Devil in the details

Now, U.S. astrophysicists at the Carnegie Institution, in Washington DC, have shown for the first time that a supernova could indeed have triggered the Solar System's formation under the more likely conditions of rapid heating and cooling.

They argue that their results, published last month in the Astrophysical Journal, resolve a long-standing debate.

"We've had chemical evidence from meteorites that points to a supernova triggering our Solar System's formation since the 1970s," said Alan Boss, lead author of the study.

"But the devil has been in the details," he said. "Until this study, scientists have not been able to work out a self-consistent scenario, where collapse is triggered at the same time that newly created isotopes from the supernova are injected into the collapsing cloud."

Short-lived radioactive isotopes – versions of elements with the same number of protons, but a different number of neutrons – found in very old meteorites decay on time scales of millions of years and turn into different 'daughter' elements.

Hewn in the furnace of massive stars

Finding these daughter elements in primitive meteorites is helpful, in that it implies that the short-lived radioisotopes they were formed from must have been created only a million or so years before the meteorites themselves were formed.

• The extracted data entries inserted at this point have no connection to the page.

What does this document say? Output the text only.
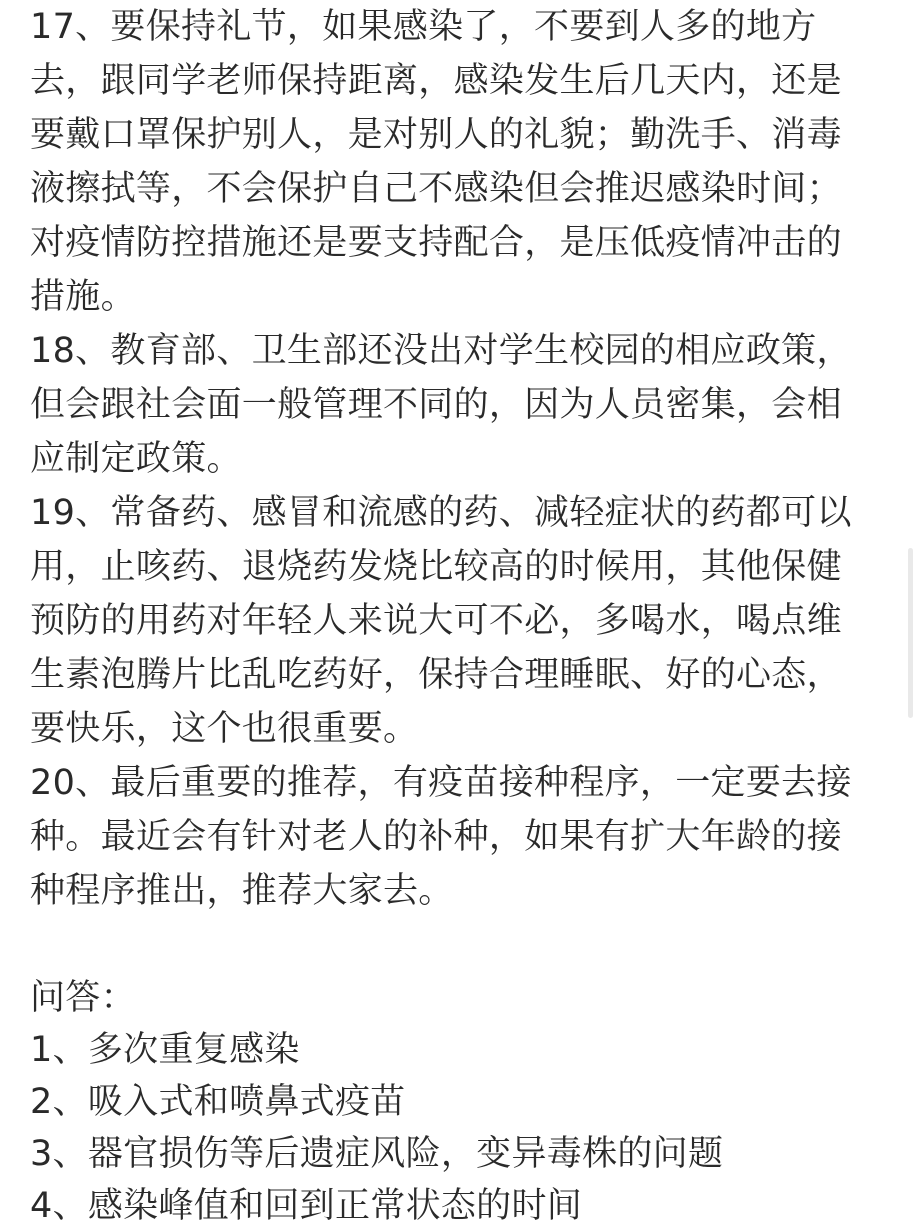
17、要保持礼节，如果感染了，不要到人多的地方
去，跟同学老师保持距离，感染发生后几天内，还是
要戴口罩保护别人，是对别人的礼貌；勤洗手、消毒
液擦拭等，不会保护自己不感染但会推迟感染时间；
对疫情防控措施还是要支持配合，是压低疫情冲击的
措施。
18、教育部、卫生部还没出对学生校园的相应政策，
但会跟社会面一般管理不同的，因为人员密集，会相
应制定政策。
19、常备药、感冒和流感的药、减轻症状的药都可以
用，止咳药、退烧药发烧比较高的时候用，其他保健
预防的用药对年轻人来说大可不必，多喝水，喝点维
生素泡腾片比乱吃药好，保持合理睡眠、好的心态，
要快乐，这个也很重要。
20、最后重要的推荐，有疫苗接种程序，一定要去接
种。最近会有针对老人的补种，如果有扩大年龄的接
种程序推出，推荐大家去。
问答：
1、多次重复感染
2、吸入式和喷鼻式疫苗
3、器官损伤等后遗症风险，变异毒株的问题
4、感染峰值和回到正常状态的时间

"One of these parent isotopes, iron-60, can be made in significant amounts only in the potent nuclear furnaces of massive or evolved stars," explained Boss. "Iron-60 decays into nickel-60, and nickel-60 has been found in primitive meteorites. So we've known where and when the parent isotope was made, but not how it got here."

Previous models by Boss and former Carnegie colleague Prudence Foster showed that the isotopes could be deposited into a 'pre-solar cloud' if a shock wave from a supernova explosion was simplistically slow and cool.